PURPOSE:Thyroid-associated orbitopathy (TO) is an autoimmune-mediated orbital inflammation that can lead to disfigurement and blindness. Multiple genetic loci have been associated with Graves' disease, but the genetic basis for TO is largely unknown. This study aimed to identify loci associated with TO in individuals with Graves' disease, using a genome-wide association scan (GWAS) for the first time to our knowledge in TO. METHODS: Genome-wide association scan was performed on pooled DNA from an Australian Caucasian discovery cohort of 265 participants with Graves' disease and TO (cases) and 147 patients with Graves' disease without TO (controls). Top-ranked single nucleotide polymorphisms (SNPs) then were genotyped in individual DNA samples from the discovery cohort, and two replication cohorts totaling 584 cases and 367 controls.
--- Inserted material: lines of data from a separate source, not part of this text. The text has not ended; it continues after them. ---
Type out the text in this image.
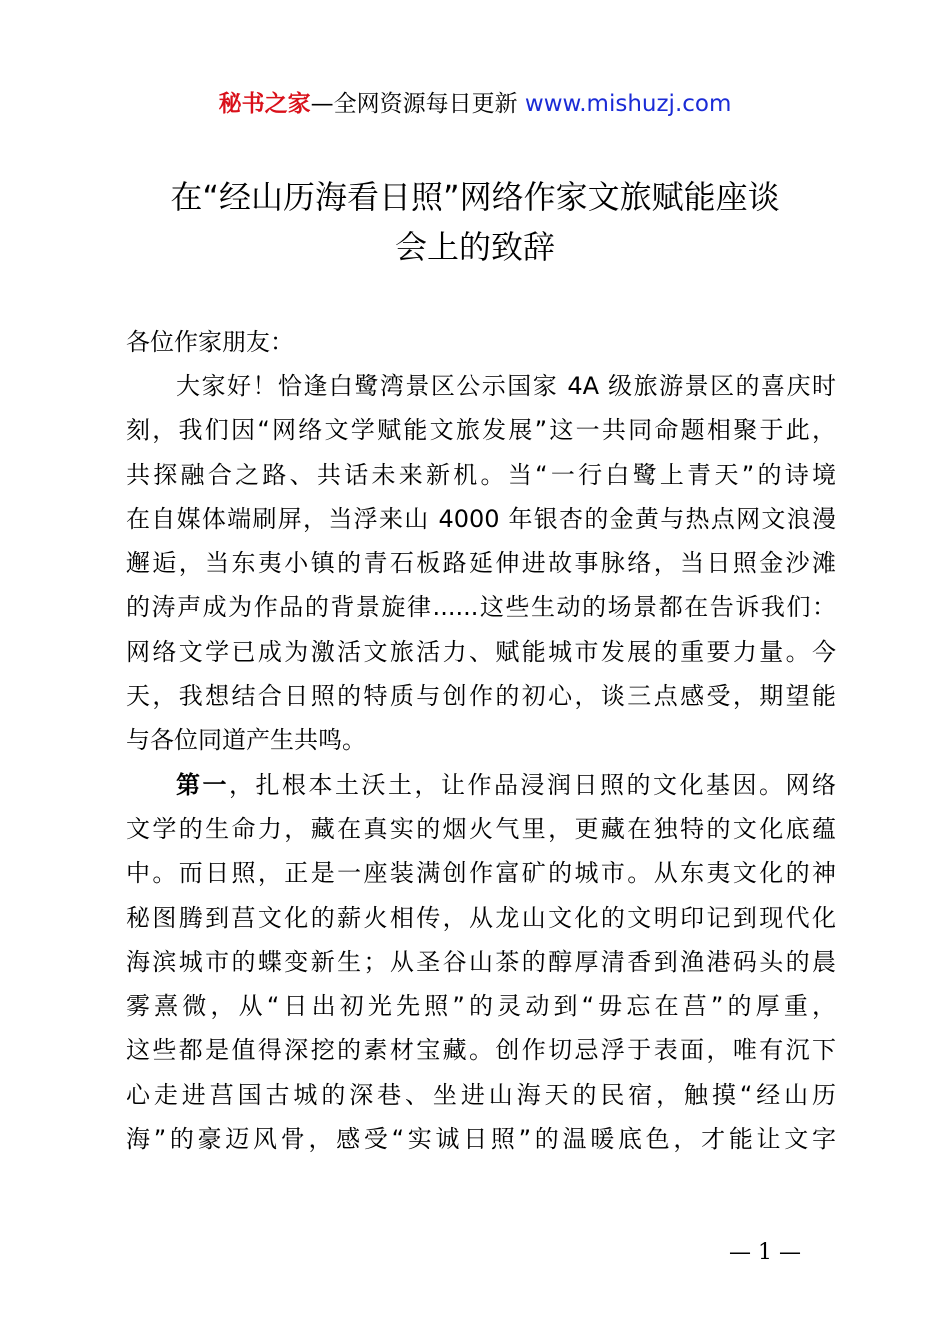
秘书之家—全网资源每日更新 www.mishuzj.com
在“经山历海看日照”网络作家文旅赋能座谈
会上的致辞

各位作家朋友：

大家好！恰逢白鹭湾景区公示国家 4A 级旅游景区的喜庆时
刻，我们因“网络文学赋能文旅发展”这一共同命题相聚于此，
共探融合之路、共话未来新机。当“一行白鹭上青天”的诗境
在自媒体端刷屏，当浮来山 4000 年银杏的金黄与热点网文浪漫
邂逅，当东夷小镇的青石板路延伸进故事脉络，当日照金沙滩
的涛声成为作品的背景旋律......这些生动的场景都在告诉我们：
网络文学已成为激活文旅活力、赋能城市发展的重要力量。今
天，我想结合日照的特质与创作的初心，谈三点感受，期望能
与各位同道产生共鸣。
第一，扎根本土沃土，让作品浸润日照的文化基因。网络
文学的生命力，藏在真实的烟火气里，更藏在独特的文化底蕴
中。而日照，正是一座装满创作富矿的城市。从东夷文化的神
秘图腾到莒文化的薪火相传，从龙山文化的文明印记到现代化
海滨城市的蝶变新生；从圣谷山茶的醇厚清香到渔港码头的晨
雾熹微，从“日出初光先照”的灵动到“毋忘在莒”的厚重，
这些都是值得深挖的素材宝藏。创作切忌浮于表面，唯有沉下
心走进莒国古城的深巷、坐进山海天的民宿，触摸“经山历
海”的豪迈风骨，感受“实诚日照”的温暖底色，才能让文字
— 1 —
RESULTS: In the GWAS of pooled DNA samples, several SNPs showed suggestive association with TO at genome-wide P ≤ 10-6; rs953128 located on chr10q21.1, rs2867161 on chr7q11.22, rs13360861 on chr5q12.3, rs7636326 on chr3q26.2, rs10266576 on chr 7q11.22, rs60457622 on chr3q23, and rs6110809 on chr20p12.1. However, the only SNP consistently associated with TO on individual genotyping in the discovery and replication cohorts was rs6110809, located within MACROD2 on chromosome 20p12.1. On combined analysis of discovery and replication cohorts, the minor A allele of rs6110809 was more frequent in TO than in Graves' disease controls without TO (P = 4.35 × 10-5; odds ratio [OR] = 1.77; 95% confidence interval [CI], 1.35-2.32) after adjusting for age, sex, duration of Graves' disease, and smoking. CONCLUSIONS: In patients with Graves' disease, a common genetic variant in MACROD2 may increase susceptibility for thyroid-associated orbitopathy. This association now requires confirmation in additional independent cohorts.